Geothermal Energy Can Be Sexy
by Justin Thomas, Virginia on 09.28.05
You can use geothermal methods to heat and cool your house. If you dig a channel six feet down in the ground under your house, you access an area where the temperature remains relatively constant year-round. To find out more, visit the Geoexchange web site, which has more information that you've ever want to know about this sort of thing. So how do you make it sexy? We'll that's up to you — how to use all the geothermal heat.




















From their site:
Studies show that approximately 70 percent of the energy used in a geoexchange heating and cooling system is renewable energy from the ground.
Interesting trick. I think that they are refering to using the ground as a source/sink for thermal energy. If that's the case then they systems doesn't exactly use the energy, it just transports it.
The remainder is clean, electrical energy which is employed to concentrate heat and transport it from one location to another.
I think most of the readers here may find this statement amusing. I did.
Response to previous poster:
They _are_ technically using the energy. (I'm not going to launch into a thermodynamics discussion on conservation of energy.) However, with a significantly large thermal mass you're right. It's easy to ignore.
As an example, if a large number of people used a small lake as a thermal mass to cool their homes in the summer. We can see how this may effect the temperature of the lake.
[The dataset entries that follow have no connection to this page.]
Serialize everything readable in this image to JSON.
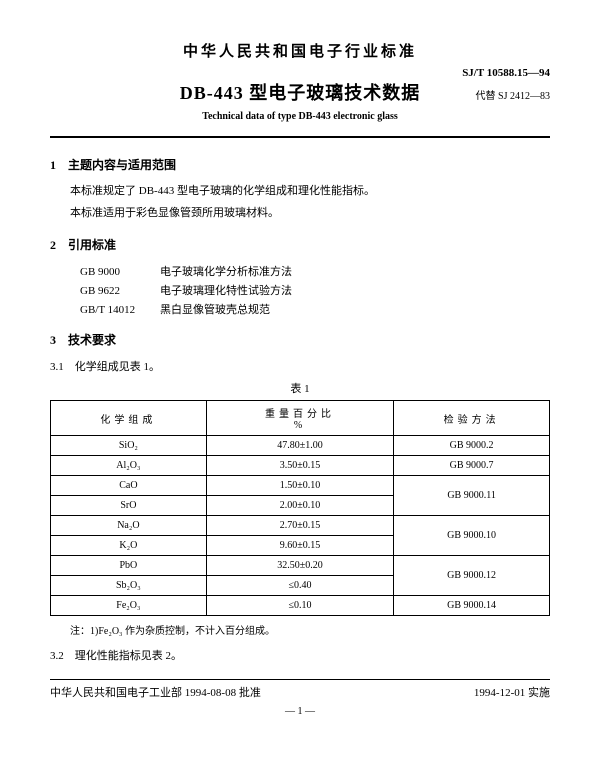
{
  "header": {
    "org_title": "中华人民共和国电子行业标准",
    "std_code": "SJ/T 10588.15—94",
    "main_title": "DB-443 型电子玻璃技术数据",
    "replace_code": "代替 SJ 2412—83",
    "en_title": "Technical data of type DB-443 electronic glass"
  },
  "sections": {
    "s1": {
      "num": "1",
      "title": "主题内容与适用范围",
      "p1": "本标准规定了 DB-443 型电子玻璃的化学组成和理化性能指标。",
      "p2": "本标准适用于彩色显像管颈所用玻璃材料。"
    },
    "s2": {
      "num": "2",
      "title": "引用标准",
      "refs": [
        {
          "code": "GB 9000",
          "name": "电子玻璃化学分析标准方法"
        },
        {
          "code": "GB 9622",
          "name": "电子玻璃理化特性试验方法"
        },
        {
          "code": "GB/T 14012",
          "name": "黑白显像管玻壳总规范"
        }
      ]
    },
    "s3": {
      "num": "3",
      "title": "技术要求",
      "s31": "3.1　化学组成见表 1。",
      "table_caption": "表 1",
      "s32": "3.2　理化性能指标见表 2。"
    }
  },
  "table1": {
    "headers": {
      "c1": "化学组成",
      "c2": "重量百分比\n%",
      "c3": "检验方法"
    },
    "rows": [
      {
        "comp": "SiO₂",
        "pct": "47.80±1.00",
        "method": "GB 9000.2",
        "rowspan": 1
      },
      {
        "comp": "Al₂O₃",
        "pct": "3.50±0.15",
        "method": "GB 9000.7",
        "rowspan": 1
      },
      {
        "comp": "CaO",
        "pct": "1.50±0.10",
        "method": "GB 9000.11",
        "rowspan": 2
      },
      {
        "comp": "SrO",
        "pct": "2.00±0.10"
      },
      {
        "comp": "Na₂O",
        "pct": "2.70±0.15",
        "method": "GB 9000.10",
        "rowspan": 2
      },
      {
        "comp": "K₂O",
        "pct": "9.60±0.15"
      },
      {
        "comp": "PbO",
        "pct": "32.50±0.20",
        "method": "GB 9000.12",
        "rowspan": 2
      },
      {
        "comp": "Sb₂O₃",
        "pct": "≤0.40"
      },
      {
        "comp": "Fe₂O₃",
        "pct": "≤0.10",
        "method": "GB 9000.14",
        "rowspan": 1
      }
    ]
  },
  "note": "注：1)Fe₂O₃ 作为杂质控制，不计入百分组成。",
  "footer": {
    "left": "中华人民共和国电子工业部 1994-08-08 批准",
    "right": "1994-12-01 实施",
    "page": "— 1 —"
  }
}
The enviromental impacts in soil or rock below a building are more reasonable and easily ignored.
Question:
If 70 percent of the energy is renewable then what is the remaining 30 percent?
Does that mean that to heat a house they use the thermal mass of the earth to get the temperature part of the way there and then use the fossil fuel (electricity/gas) of choice to get the building remaining amount? Or is the thirty percent the cost of circulating the energy in the system? Or some combination of the two?
The energy that doesn't come from the ground is the electricity used to activate the fans and pump the liquid and all that.
It's not necessarily non-renewable, though. If you have solar panels, a wind-turbine, buy green electricity or live somewhere where electricity comes from hydro/wind/etc (like here in Quebec), it can be pretty much 100% green.
Neither the article nor the responders mention the fact that a closed-loop geothermal home heating-cooling system is 40% to 60% more efficient than the best gas or oil units and has essentially zero maintenance cost. The big problem is that few people know about it!